The Social Health Authority (SHA) has paid Sh27.91 billion to county government health facilities after receiving claims worth Sh40.91 billion by the end of June, according to the authority’s latest payment status update.
SHA said it had received claims from 8,349 county government health facilities across the country as of June 30, 2026. Of the total claims submitted, Sh27.91 billion has been paid, while Sh6.96 billion remains under review.
The authority said claims worth Sh1.97 billion had been returned to health facilities for correction or completion, while Sh646.2 million was awaiting mandatory supporting documents.
Claims amounting to Sh3.43 billion were rejected for failing to meet applicable benefit, contractual or regulatory requirements.
According to SHA, approximately 80 per cent of claims that have completed or progressed through the adjudication process have been settled. The average settlement rate across counties stands at 80.5 per cent.
Tana River recorded the highest settlement rate at 87 per cent, followed by Laikipia (86.1 per cent), Baringo (85.4 per cent), Siaya (85.4 per cent) and Kisumu (85 per cent).
In terms of total payments, Nakuru County received the highest amount at Sh1.93 billion, followed by Nairobi Sh1.57 billion, Homa Bay Sh1.54 billion, Mombasa Sh1.41 billion and Kiambu Sh1.27 billion.

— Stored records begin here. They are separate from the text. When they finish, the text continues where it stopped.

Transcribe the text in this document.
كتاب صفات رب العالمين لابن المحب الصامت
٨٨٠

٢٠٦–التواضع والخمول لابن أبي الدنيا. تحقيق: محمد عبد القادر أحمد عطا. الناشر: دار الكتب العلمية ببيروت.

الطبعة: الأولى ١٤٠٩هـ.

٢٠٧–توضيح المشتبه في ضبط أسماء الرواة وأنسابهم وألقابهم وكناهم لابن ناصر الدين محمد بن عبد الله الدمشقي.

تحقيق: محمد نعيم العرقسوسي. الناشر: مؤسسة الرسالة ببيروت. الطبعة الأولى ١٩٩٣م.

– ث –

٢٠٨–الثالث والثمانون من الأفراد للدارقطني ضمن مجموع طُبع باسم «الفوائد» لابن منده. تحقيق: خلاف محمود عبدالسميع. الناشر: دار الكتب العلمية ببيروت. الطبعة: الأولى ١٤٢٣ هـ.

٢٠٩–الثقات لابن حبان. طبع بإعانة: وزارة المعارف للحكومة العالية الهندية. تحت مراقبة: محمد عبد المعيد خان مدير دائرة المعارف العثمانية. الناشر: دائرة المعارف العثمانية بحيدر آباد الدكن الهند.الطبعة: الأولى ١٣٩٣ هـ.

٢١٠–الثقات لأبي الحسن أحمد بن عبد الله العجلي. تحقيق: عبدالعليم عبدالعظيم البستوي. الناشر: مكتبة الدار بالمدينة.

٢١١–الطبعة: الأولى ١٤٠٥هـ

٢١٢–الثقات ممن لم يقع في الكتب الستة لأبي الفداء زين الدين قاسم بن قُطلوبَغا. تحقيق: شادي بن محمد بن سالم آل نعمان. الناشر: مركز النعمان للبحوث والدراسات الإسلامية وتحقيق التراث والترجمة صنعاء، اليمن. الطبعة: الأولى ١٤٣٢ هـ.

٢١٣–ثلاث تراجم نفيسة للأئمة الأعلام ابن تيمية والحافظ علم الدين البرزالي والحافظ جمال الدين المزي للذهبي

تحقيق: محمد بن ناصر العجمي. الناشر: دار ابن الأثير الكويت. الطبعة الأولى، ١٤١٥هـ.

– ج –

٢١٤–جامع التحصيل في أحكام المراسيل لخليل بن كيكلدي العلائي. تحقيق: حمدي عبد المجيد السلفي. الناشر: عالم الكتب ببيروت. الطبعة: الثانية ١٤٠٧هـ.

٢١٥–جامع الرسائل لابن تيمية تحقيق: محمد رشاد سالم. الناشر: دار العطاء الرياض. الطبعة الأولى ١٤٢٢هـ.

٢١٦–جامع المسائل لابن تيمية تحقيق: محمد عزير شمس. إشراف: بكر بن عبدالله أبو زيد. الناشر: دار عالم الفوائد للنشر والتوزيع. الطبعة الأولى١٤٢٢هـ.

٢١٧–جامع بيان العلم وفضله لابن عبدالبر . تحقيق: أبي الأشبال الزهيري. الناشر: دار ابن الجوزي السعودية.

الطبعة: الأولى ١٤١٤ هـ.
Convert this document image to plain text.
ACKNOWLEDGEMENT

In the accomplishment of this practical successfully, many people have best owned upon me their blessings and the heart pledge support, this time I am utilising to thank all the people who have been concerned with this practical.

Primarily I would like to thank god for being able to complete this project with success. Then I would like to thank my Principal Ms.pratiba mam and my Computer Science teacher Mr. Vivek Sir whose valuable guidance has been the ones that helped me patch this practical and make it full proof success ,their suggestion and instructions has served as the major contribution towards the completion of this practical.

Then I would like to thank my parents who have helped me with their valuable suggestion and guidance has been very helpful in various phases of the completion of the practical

SHA said payments to county public health facilities are made directly into Facility Improvement Financing (FIF) accounts in line with the Facilities Improvement Financing Act No. 14 of 2023. The arrangement allows public health facilities to retain revenue earned from services provided and use the funds to support operations and improve service delivery, subject to approved financial plans and controls.
The authority clarified that claims currently under review have not yet been approved for payment because they must undergo verification of patient eligibility, benefit entitlement, approved tariffs, clinical information and supporting documentation.
It added that claims returned to healthcare providers require corrections such as coding errors, missing information or additional documentation before they can be reconsidered. Rejected claims, SHA said, do not qualify for payment because they fail to meet legal, contractual, regulatory or benefit package requirements.
To improve claims processing, SHA has been conducting claims clinics with healthcare providers across the country. The sessions focus on helping facilities submit complete and accurate claims, correctly apply approved tariffs and benefit packages, and avoid common errors.
According to the authority, the initiative has led to an increase in clean claims and a reduction in the number of claims being returned or rejected.
SHA said it will continue working with county governments and healthcare providers to strengthen claims management and ensure timely payment of valid claims.